The Space Force Receives Its 'Kobayashi Maru' Space-Tracking System

Photo credit: U.S. Air Force photo by Kathryn Calvert
Photo credit: U.S. Air Force photo by Kathryn Calvert

From Popular Mechanics

  • The Air Force named new software "Kobayashi Maru", designed to monitor man-made objects in space.

  • The program was named after the Kobayashi Maru simulation, a supposedly unwinnable scenario in the Star Trek universe.

  • The software package will replace 40-year-old legacy systems and help tie the Space Force into America’s “Five Eyes” allies.


The U.S. Space Force announced the development of a brand new software package designed to track and monitor objects in space. Dubbed "Kobayashi Maru," the cloud-based program was designed to modernize the way the U.S. Air Force—and now the U.S. Space Force—interoperates in space but with its allies in the “Five Eyes” intelligence sharing alliance.

The package, developed by Silicon Valley-based Palantir Systems, is supposed to simplify the tracking of objects in space. It also provides data streaming and storage technologies for the U.S. Space Force, allowing it to easily access key data on objects circling the Earth. The Air Force in 2019 described it as providing “a real-time data display of high-interest information pertaining to the global space community such as upcoming space launches, potential satellite conjunctions, atmospheric re-entries of objects in space, sensor status, and other pertinent information.”

The Kobayashi Maru is particularly designed to share space data with allies, enhancing “space domain awareness” among all. The Five Eyes alliance, composed of the United States, Canada, United Kingdom, Australia, and New Zealand cooperates on various aspects of intelligence, from human intelligence (spies) to space intelligence, with a goal of sharing the information for use against common adversaries. This new system allows other non-American members of the alliance to access American-gathered space data in a streamlined fashion.

The system is named after the Kobayashi Maru simulation, an exercise all cadets at Star Trek’s fictional Starfleet Academy must participate in. The simulation places a starship captain in an unwinnable situation as a test of mettle and testing a captain's ability to in the face of certain death

According to a 2019 article, the Air Force named the program Kobayashi Maru after Kirk’s famous bending of the simulation’s rules. The service felt strongly that the existing software procurement system was too slow and bureaucratic to produce the software it needed. The service wanted to bypass the bureaucracy, bending its own rules, in order to get the new space software up and running.

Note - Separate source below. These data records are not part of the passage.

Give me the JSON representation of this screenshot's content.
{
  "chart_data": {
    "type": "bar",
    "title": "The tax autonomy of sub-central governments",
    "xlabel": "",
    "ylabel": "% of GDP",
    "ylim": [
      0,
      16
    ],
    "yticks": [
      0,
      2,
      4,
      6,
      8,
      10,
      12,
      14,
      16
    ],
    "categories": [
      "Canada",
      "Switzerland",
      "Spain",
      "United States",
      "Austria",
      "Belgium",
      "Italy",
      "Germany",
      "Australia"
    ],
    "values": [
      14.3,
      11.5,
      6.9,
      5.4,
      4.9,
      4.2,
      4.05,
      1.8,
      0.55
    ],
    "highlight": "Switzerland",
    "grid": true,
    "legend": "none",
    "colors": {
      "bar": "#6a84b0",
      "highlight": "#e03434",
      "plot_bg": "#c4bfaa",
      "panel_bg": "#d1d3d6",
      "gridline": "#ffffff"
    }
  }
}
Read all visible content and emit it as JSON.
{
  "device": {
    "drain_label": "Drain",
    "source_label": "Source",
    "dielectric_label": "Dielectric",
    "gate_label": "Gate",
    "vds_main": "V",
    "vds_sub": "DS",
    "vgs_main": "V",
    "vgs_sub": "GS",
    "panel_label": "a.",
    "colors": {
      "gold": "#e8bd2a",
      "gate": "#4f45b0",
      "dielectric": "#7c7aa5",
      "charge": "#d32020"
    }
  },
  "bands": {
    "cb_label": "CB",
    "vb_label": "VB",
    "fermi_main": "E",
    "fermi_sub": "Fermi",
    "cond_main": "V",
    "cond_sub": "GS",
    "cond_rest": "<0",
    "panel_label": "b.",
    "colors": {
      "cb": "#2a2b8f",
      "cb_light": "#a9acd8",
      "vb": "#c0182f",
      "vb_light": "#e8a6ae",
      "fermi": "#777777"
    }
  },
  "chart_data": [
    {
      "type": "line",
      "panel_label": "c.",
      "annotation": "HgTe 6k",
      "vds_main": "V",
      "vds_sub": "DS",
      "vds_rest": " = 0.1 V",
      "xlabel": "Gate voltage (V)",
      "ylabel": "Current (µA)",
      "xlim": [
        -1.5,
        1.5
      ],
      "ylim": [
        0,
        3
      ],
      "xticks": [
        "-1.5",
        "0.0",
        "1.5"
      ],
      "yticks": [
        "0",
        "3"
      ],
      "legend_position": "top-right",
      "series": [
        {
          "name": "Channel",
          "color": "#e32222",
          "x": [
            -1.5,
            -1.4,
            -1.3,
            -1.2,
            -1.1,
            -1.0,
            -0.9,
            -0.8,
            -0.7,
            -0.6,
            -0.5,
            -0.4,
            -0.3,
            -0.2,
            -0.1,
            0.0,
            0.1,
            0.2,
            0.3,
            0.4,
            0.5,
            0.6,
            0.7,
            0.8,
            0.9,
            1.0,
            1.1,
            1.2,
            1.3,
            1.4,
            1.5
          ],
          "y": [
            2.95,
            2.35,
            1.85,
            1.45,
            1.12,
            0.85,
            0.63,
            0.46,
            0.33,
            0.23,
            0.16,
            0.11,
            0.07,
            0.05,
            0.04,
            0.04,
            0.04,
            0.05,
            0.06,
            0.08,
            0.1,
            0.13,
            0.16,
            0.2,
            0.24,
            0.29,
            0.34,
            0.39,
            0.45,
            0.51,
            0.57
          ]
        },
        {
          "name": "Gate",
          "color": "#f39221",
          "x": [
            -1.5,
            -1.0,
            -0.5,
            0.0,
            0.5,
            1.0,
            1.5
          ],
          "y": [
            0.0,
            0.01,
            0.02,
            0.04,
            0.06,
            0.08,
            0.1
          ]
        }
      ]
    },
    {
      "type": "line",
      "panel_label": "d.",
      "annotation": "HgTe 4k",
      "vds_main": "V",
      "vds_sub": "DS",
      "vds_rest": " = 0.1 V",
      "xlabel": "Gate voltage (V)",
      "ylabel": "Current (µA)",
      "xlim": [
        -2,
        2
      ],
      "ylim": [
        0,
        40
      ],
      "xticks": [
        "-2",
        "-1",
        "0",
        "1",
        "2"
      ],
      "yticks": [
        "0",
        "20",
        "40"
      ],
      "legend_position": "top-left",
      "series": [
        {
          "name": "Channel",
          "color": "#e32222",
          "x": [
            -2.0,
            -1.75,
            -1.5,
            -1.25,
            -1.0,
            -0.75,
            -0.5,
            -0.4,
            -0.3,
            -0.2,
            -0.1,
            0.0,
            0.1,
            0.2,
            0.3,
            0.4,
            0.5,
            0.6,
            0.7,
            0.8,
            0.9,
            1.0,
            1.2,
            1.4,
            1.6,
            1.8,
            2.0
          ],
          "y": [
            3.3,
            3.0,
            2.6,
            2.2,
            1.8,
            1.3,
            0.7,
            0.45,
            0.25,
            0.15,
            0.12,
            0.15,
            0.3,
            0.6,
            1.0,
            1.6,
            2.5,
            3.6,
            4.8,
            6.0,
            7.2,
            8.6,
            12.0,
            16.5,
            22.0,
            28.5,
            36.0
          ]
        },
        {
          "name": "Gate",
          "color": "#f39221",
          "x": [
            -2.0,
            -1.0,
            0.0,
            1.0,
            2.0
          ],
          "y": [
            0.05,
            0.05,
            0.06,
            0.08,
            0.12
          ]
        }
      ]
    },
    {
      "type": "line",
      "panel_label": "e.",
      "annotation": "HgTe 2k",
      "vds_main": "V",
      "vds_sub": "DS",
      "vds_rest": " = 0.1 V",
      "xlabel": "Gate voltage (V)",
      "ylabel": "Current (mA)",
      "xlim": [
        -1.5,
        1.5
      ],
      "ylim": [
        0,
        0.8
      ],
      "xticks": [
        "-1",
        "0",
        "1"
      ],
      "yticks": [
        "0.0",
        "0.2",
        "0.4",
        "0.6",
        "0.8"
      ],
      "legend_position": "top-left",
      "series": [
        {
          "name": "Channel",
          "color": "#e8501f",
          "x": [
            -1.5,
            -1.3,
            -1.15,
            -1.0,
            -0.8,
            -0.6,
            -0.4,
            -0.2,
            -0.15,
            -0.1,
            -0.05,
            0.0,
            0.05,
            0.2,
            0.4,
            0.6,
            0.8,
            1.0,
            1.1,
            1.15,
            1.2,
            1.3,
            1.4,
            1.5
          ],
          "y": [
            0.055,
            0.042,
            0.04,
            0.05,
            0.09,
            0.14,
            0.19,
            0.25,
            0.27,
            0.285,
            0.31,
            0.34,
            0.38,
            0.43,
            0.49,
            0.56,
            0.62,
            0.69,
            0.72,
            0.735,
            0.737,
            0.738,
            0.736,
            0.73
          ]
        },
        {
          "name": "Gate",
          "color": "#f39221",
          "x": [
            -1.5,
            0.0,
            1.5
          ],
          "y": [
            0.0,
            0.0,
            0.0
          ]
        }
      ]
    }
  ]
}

The Kobayashi Maru is yet another space pop culture reference for the Air Force/Space Force. The Space Force’s official logo bears a resemblance to the logo of Star Trek’s United Federation of Planets. The Space Force also features a Space Operations Center, or SPOC, which is way too much like “Spock” to be a coincidence.

But Star Trek isn't the only pop culture reference to find a home in the Space Force. The service also has the Kessel Run, a software division named after a smuggling route used by Star Wars’ Millennium Falcon. The Space Force is also developing two software packages named after science fiction video games: Starfox, which “provides accurate and timely radio frequency windows for military, commercial, and mission partners,” and Metroid, a “high-interest event tracker” that provides information on such events across the Department of Defense space community.